Exploratory Analyses Exploratory studies will assess immune cell profiles in blood, bone marrow, and tissue biopsies using flow cytometry, multiplex cytokine assays, and spatial or single-cell transcriptomic techniques.
Eligibility
Inclusion Criteria:
To participate, subjects must meet all of the following criteria:
- Aged 18 to 75 years, inclusive, regardless of sex.
- Meet the 2019 ACR/EULAR classification criteria for IgG4-related disease.
- Involvement of two or more important systems/sites (including but not limited to the pancreas, bile ducts, kidneys and dura mater).
- Relapsed or refractory IgG4-RD: The disease either remains active after 3 months of glucocorticoid and/or rituximab therapy or relapses within 6 months post-treatment.
- Important organ function meeting the following conditions:
- Bone marrow: (i) neutrophil count ≥1×10^9/L (excluding disease-related neutropenia); (ii) hemoglobin ≥60 g/L.
- Hepatic function: ALT≤3×ULN (elevation caused by disease may be excluded); AST≤3×ULN (elevation caused by disease may be excluded); TBIL≤1.5×ULN (elevation caused by disease may be excluded).
- Renal function: creatinine clearance (Cockcroft-Gault formula) ≥30 ml/min (excluding acute decline due to disease).
- Coagulation: international normalized ratio (INR) ≤ 1.5×ULN, prothrombin time (PT) ≤ 1.5×ULN
- Cardiac function: stable hemodynamics.
- Women of childbearing potential and male subjects with partners of childbearing
potential must use medically accepted contraception or abstain during study treatment and for at least 12 months after the end of treatment. Women of childbearing potential must have a negative serum HCG test within 7 days before enrollment and must not be breastfeeding.
- Voluntary participation in this clinical study with signed informed consent and willingness to comply with study procedures and follow-up.
- Patent superficial peripheral veins adequate for intravenous infusion.
Exclusion Criteria:
Subjects will be excluded if any of the following criteria are met:
- History of severe drug allergy or allergic constitution.
- Current or suspected uncontrollable or treatment-requiring fungal, bacterial, viral or other infections.
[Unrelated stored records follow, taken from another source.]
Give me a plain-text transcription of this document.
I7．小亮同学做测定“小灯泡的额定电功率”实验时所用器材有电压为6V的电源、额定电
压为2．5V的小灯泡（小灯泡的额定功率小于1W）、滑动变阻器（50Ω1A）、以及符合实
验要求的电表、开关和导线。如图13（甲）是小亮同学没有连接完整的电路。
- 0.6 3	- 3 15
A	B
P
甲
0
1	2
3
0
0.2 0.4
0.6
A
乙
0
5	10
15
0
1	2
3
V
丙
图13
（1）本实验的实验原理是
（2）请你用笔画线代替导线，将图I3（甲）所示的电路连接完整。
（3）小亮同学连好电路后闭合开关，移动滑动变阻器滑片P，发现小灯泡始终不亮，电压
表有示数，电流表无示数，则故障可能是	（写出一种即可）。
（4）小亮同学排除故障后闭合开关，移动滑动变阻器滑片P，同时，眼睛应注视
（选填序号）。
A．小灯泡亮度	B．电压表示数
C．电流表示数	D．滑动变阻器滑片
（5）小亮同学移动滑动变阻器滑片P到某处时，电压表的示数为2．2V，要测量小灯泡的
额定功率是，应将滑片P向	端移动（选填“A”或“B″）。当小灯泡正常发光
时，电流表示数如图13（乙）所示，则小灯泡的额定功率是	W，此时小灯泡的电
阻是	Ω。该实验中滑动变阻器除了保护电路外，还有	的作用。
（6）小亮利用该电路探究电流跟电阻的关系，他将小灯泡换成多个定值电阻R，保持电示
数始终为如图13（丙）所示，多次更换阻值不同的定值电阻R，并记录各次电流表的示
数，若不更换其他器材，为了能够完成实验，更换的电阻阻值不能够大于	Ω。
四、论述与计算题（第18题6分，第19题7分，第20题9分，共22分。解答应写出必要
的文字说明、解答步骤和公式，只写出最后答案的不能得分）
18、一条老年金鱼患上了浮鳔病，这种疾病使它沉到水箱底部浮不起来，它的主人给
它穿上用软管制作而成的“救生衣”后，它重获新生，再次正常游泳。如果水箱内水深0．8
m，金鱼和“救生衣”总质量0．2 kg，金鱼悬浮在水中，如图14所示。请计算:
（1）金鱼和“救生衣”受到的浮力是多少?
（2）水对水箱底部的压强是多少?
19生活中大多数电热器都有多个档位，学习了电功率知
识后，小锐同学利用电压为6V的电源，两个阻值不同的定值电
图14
- Central nervous system disease (excluding disease-related epilepsy, psychosis, organic brain syndrome, cerebrovascular accident, encephalitis or central nervous system vasculitis).
- Cardiac insufficiency that precludes participation.
- Congenital immunoglobulin deficiency.
- Congenital malformation or nutritional disorder causing severe organ impairment.
- History of malignancy within the past five years.
- End-stage renal failure.
- Positive hepatitis B surface antigen and hepatitis B core antibody with HBV-DNA titers above the assay limit of detection; positive hepatitis C antibody with HCV-RNA positivity; positive human immunodeficiency virus antibody; positive syphilis serology.
- Psychiatric disorders or severe cognitive impairment.
- Participation in other clinical trials within three months before enrollment.
- Receipt of any investigational drug within 12 weeks before screening or within five half-lives of the agent (whichever is longer).
- Pregnant or intending to become pregnant.
- Any other reason deemed by the investigator to preclude enrollment.